From bitcoin to the back office, and beyond!
The technology behind bitcoin is just beginning to be mined for use in a wide array of financial services. But it has limitless potential for use in institutional investing, from interest-rate swaps to settlements and back-office functions, say those who've studied and are actively pursuing its development.
“We see all kinds of ways it could evolve,” said David E. Rutter, New York-based CEO of R3CEV LLC, a cryptofinance firm working with a consortium of 22 banks to study the application of distributed ledger technology — the infrastructure called blockchain that connects all computers that verify and validate all bitcoin transactions — to financial services. “It's early days with this technology. Right now, we're balancing Wall Street knowledge with the knowledge of how blockchain works.”
That's no simple task. According to a report released Sept. 30 by consultant Greenwich Associates, “Distributed Ledgers in Capital Markets: Answering the Big Questions,” 102 financial professionals interviewed for the report said there's a basic understanding of blockchain technology, but that “taking that premise and deploying it broadly within institutional capital markets is a complex undertaking.”
“This means that product managers and strategists are having a field day coming up with new applications for the technology, all while software developers are working day and night in hopes of making those dreams a reality,” the report said.
That's why the consortium, which includes banks such as State Street Corp., Goldman Sachs Group Inc., Deutsche Bank AG, Barclays PLC, UBS AG and Royal Bank of Canada, is starting from square one, with all kinds of services on the table for study.

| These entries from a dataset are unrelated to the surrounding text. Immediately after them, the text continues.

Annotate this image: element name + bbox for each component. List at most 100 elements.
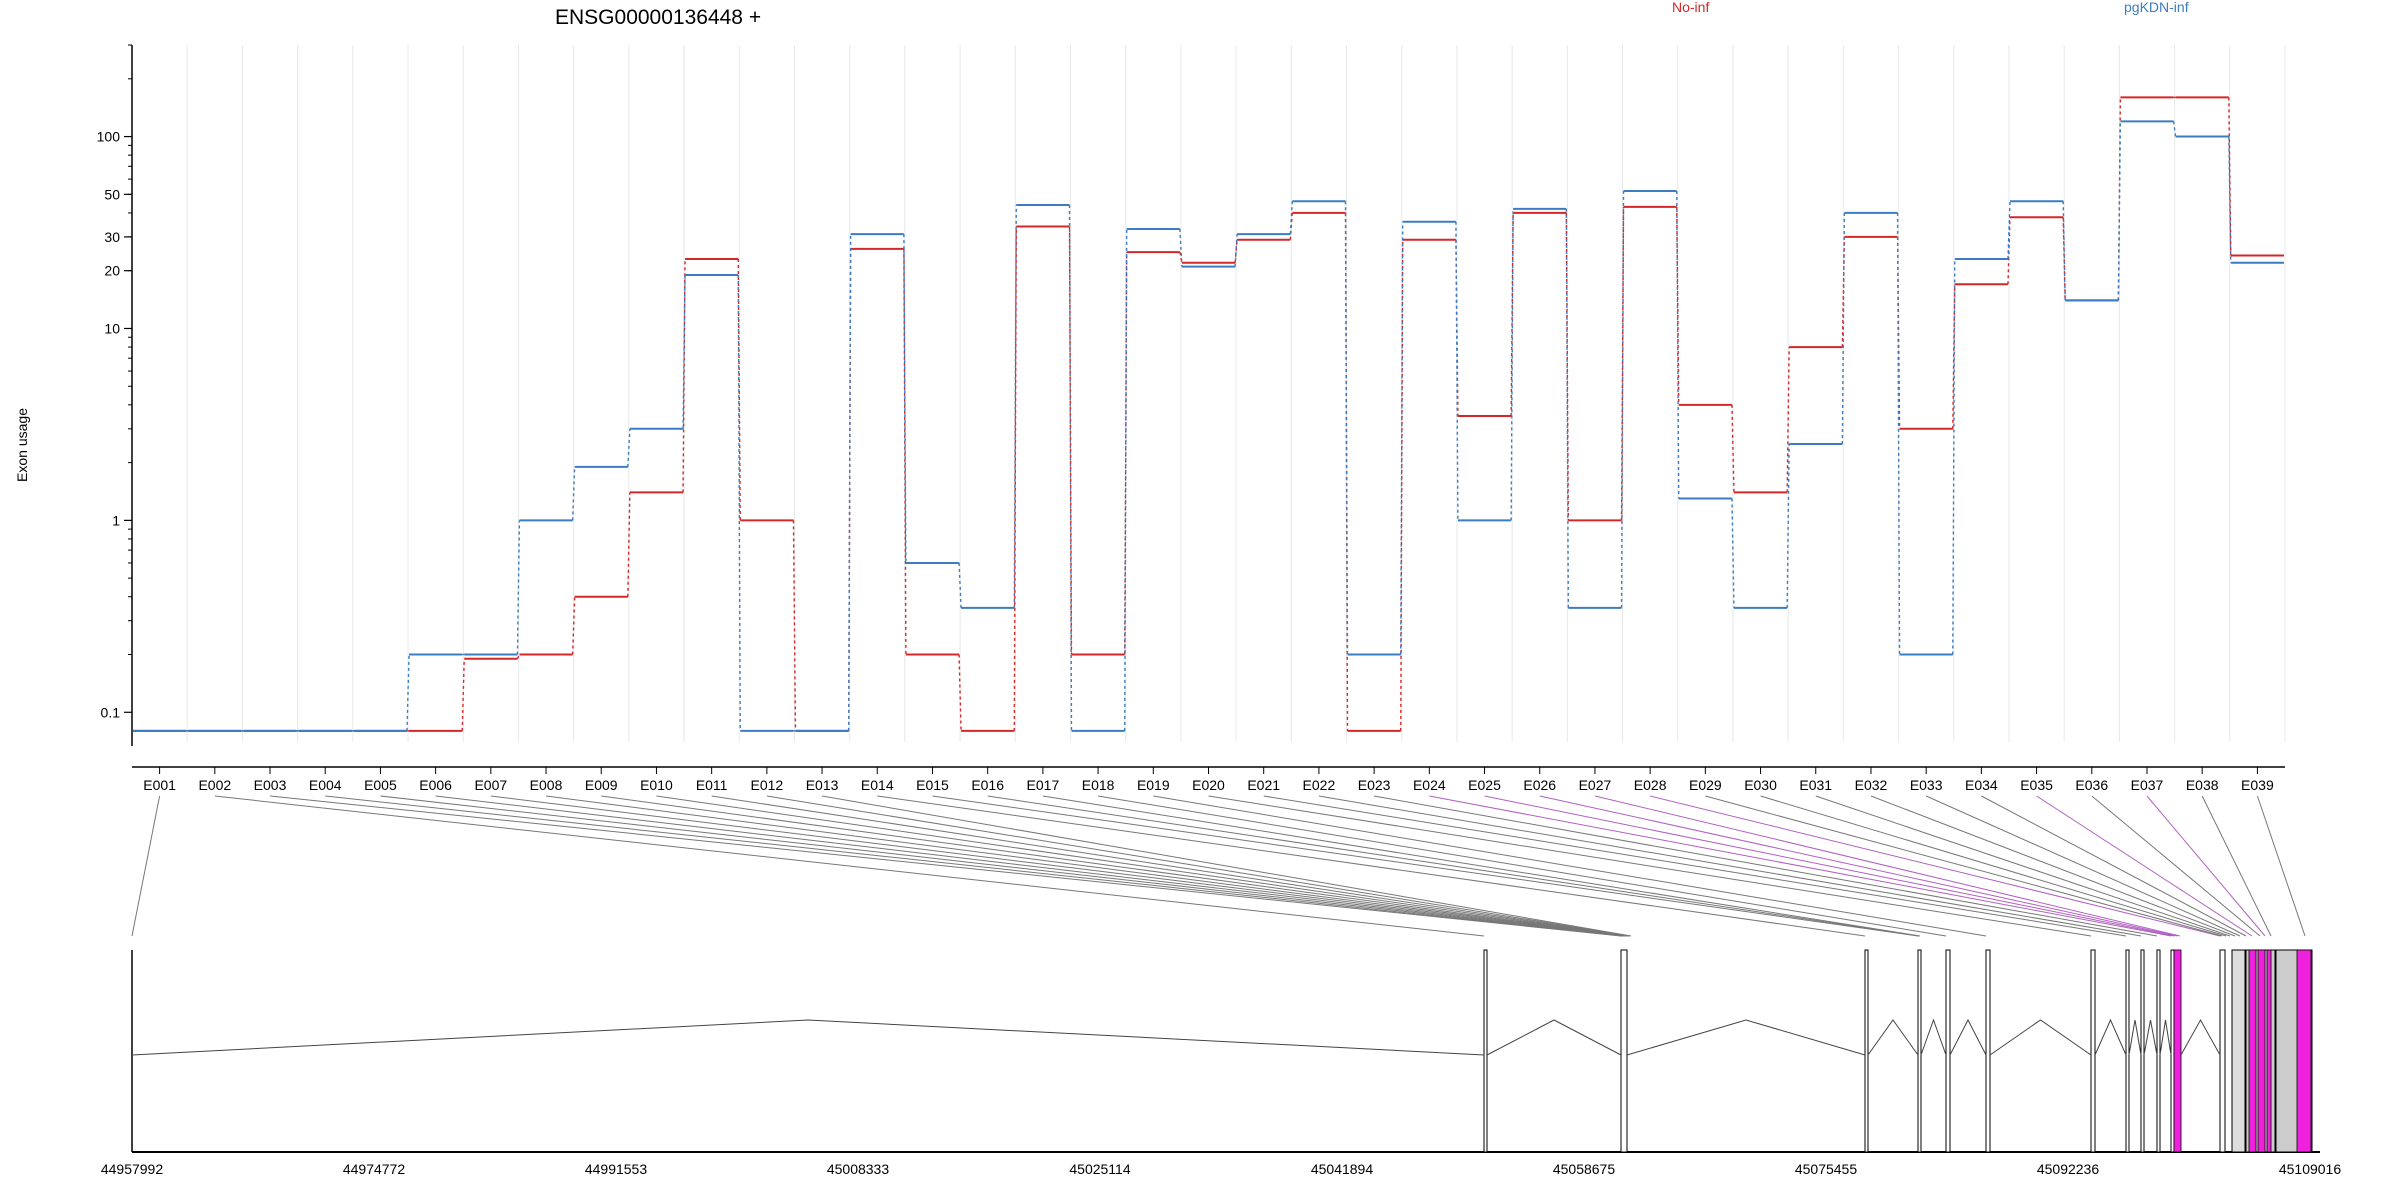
legend-entry-pgkdn-inf: pgKDN-inf [2124, 0, 2189, 15]
series-connector [958, 654, 962, 731]
y-tick-label: 20 [104, 263, 120, 279]
exon-box [2275, 949, 2299, 1153]
x-tick-label: E009 [585, 777, 618, 793]
exon-connector [1098, 795, 1947, 937]
x-tick-label: E017 [1027, 777, 1060, 793]
exon-box [2219, 949, 2226, 1153]
series-connector [1013, 226, 1017, 731]
exon-box [1985, 949, 1991, 1153]
exon-connector [987, 795, 1920, 937]
coordinate-label: 44957992 [101, 1161, 164, 1177]
x-tick-label: E018 [1082, 777, 1115, 793]
x-tick-label: E016 [971, 777, 1004, 793]
intron-arc [1867, 1019, 1919, 1056]
y-tick-label: 30 [104, 229, 120, 245]
series-connector [737, 259, 741, 521]
series-connector [406, 654, 410, 731]
intron-arc [2180, 1018, 2221, 1056]
series-connector [627, 428, 631, 467]
series-connector [1179, 251, 1183, 263]
series-connector [682, 274, 686, 429]
gene-model [131, 949, 2320, 1153]
intron-arc [2143, 1019, 2158, 1056]
intron-arc [2094, 1018, 2127, 1056]
y-tick-label: 50 [104, 186, 120, 202]
x-tick-label: E036 [2075, 777, 2108, 793]
x-tick-label: E012 [751, 777, 784, 793]
exon-connector [656, 795, 1629, 937]
y-axis: 0.1 1 10 20 30 50 100 [97, 44, 133, 746]
y-axis-label: Exon usage [14, 408, 30, 482]
exon-connector [821, 795, 1632, 937]
coordinate-label: 45109016 [2279, 1161, 2342, 1177]
series-connector [792, 520, 797, 731]
exon-connector [2256, 795, 2306, 937]
series-connector [903, 234, 907, 563]
exon-box [1620, 949, 1628, 1153]
exon-box [1483, 949, 1488, 1153]
x-tick-label: E033 [1910, 777, 1943, 793]
highlighted-exon [2296, 949, 2312, 1153]
exon-connector [325, 795, 1623, 937]
x-axis: E001 E002 E003 E004 E005 E006 E007 E008 E009 E010… [132, 766, 2285, 793]
x-tick-label: E023 [1358, 777, 1391, 793]
x-tick-label: E013 [806, 777, 839, 793]
x-tick-label: E039 [2241, 777, 2274, 793]
x-tick-label: E038 [2186, 777, 2219, 793]
series-connector [1455, 221, 1459, 521]
intron-arc [1989, 1019, 2092, 1056]
x-tick-label: E011 [696, 777, 728, 793]
series-connector [958, 562, 962, 608]
series-connector [571, 466, 576, 521]
intron-arc [2159, 1019, 2172, 1056]
series-connector [1565, 208, 1570, 608]
exon-connector [1208, 795, 2092, 937]
exon-connector [2201, 795, 2272, 937]
exon-connector [1153, 795, 1987, 937]
series-connector [1234, 239, 1238, 263]
x-tick-label: E006 [419, 777, 452, 793]
genomic-coordinate-axis: 44957992 44974772 44991553 45008333 45025114… [101, 1161, 2342, 1177]
exon-connector [1042, 795, 1921, 937]
coordinate-label: 44974772 [343, 1161, 406, 1177]
series-no-inf [133, 96, 2284, 732]
exon-connector [1815, 795, 2231, 937]
exon-box [2140, 949, 2145, 1153]
exon-connector [766, 795, 1631, 937]
exon-connector [711, 795, 1630, 937]
exon-connector [1263, 795, 2127, 937]
exon-connector [1870, 795, 2236, 937]
intron-arc [131, 1019, 1485, 1056]
series-connector [1013, 204, 1017, 608]
x-tick-label: E030 [1744, 777, 1777, 793]
legend-entry-no-inf: No-inf [1672, 0, 1709, 15]
x-tick-label: E008 [530, 777, 563, 793]
exon-connector [214, 795, 1485, 937]
y-tick-label: 0.1 [101, 704, 121, 720]
coordinate-label: 45092236 [2037, 1161, 2100, 1177]
coordinate-label: 45008333 [827, 1161, 890, 1177]
exon-connector [1925, 795, 2241, 937]
y-tick-label: 100 [97, 129, 121, 145]
y-tick-label: 1 [112, 512, 120, 528]
exon-connector [1650, 795, 2221, 937]
vertical-gridlines [131, 45, 2286, 742]
series-connector [1896, 212, 1901, 655]
highlighted-exon [2248, 949, 2257, 1153]
coordinate-label: 45025114 [1069, 1161, 1130, 1177]
exon-connector [1981, 795, 2247, 937]
x-tick-label: E001 [143, 777, 176, 793]
x-tick-label: E024 [1413, 777, 1446, 793]
exon-box [2125, 949, 2130, 1153]
exon-connector [1594, 795, 2181, 937]
exon-connector [269, 795, 1622, 937]
series-connector [903, 248, 907, 655]
series-pgkdn-inf [133, 120, 2284, 732]
series-connector [682, 259, 686, 493]
intron-arc [1626, 1019, 1866, 1056]
x-tick-label: E003 [254, 777, 287, 793]
highlighted-exon [2257, 949, 2266, 1153]
x-tick-label: E037 [2131, 777, 2164, 793]
x-tick-label: E014 [861, 777, 894, 793]
series-connector [1400, 221, 1404, 655]
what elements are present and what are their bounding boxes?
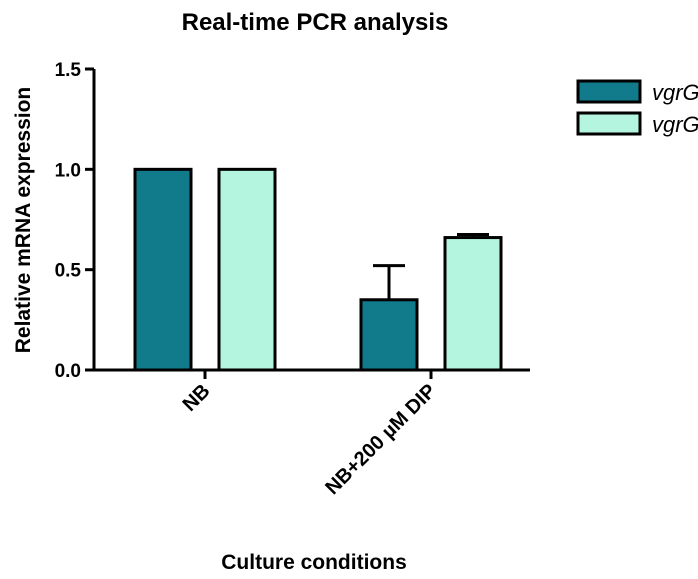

Among the early subjects related to institutional investing: trade finance, securities finance, over-the-counter derivatives, interest-rate swaps, fund administration, and back- and middle-office functions.
But, members of the consortium said, there could be other uses that haven't even been thought of yet.
One area of emphasis behind State Street Corp.'s involvement is what impact blockchain technology could have on activities now handled by custodians like itself — State Street had $28.7 trillion in assets under administration as of June 30.
“Now you know why we're so interested in this,” said Hu Liang, senior managing director, head of the emerging technologies center at State Street Corp., . “The technology could save us a lot of money. But we're also doing this for defensive reasons. The technology could have a very direct impact on our business. Some things probably can't be automated, but certainly so much of this can be applied to custody. We want to be ahead on this.”
And though it's too early to say how the technology can work for financial services, sources said it's not too early to take a look at blockchain applications and build on them. Those that don't are taking a risk, said Daniel Connell, managing director, head of market strategy and technology, Greenwich Associates, Stamford, Conn., and co-author of the report. “Does it transform those in the financial services industry or is it disintermediation?” asked Mr. Connell. “It's disintermediation if folks ignore it. It's something that everyone will need to pay attention to.”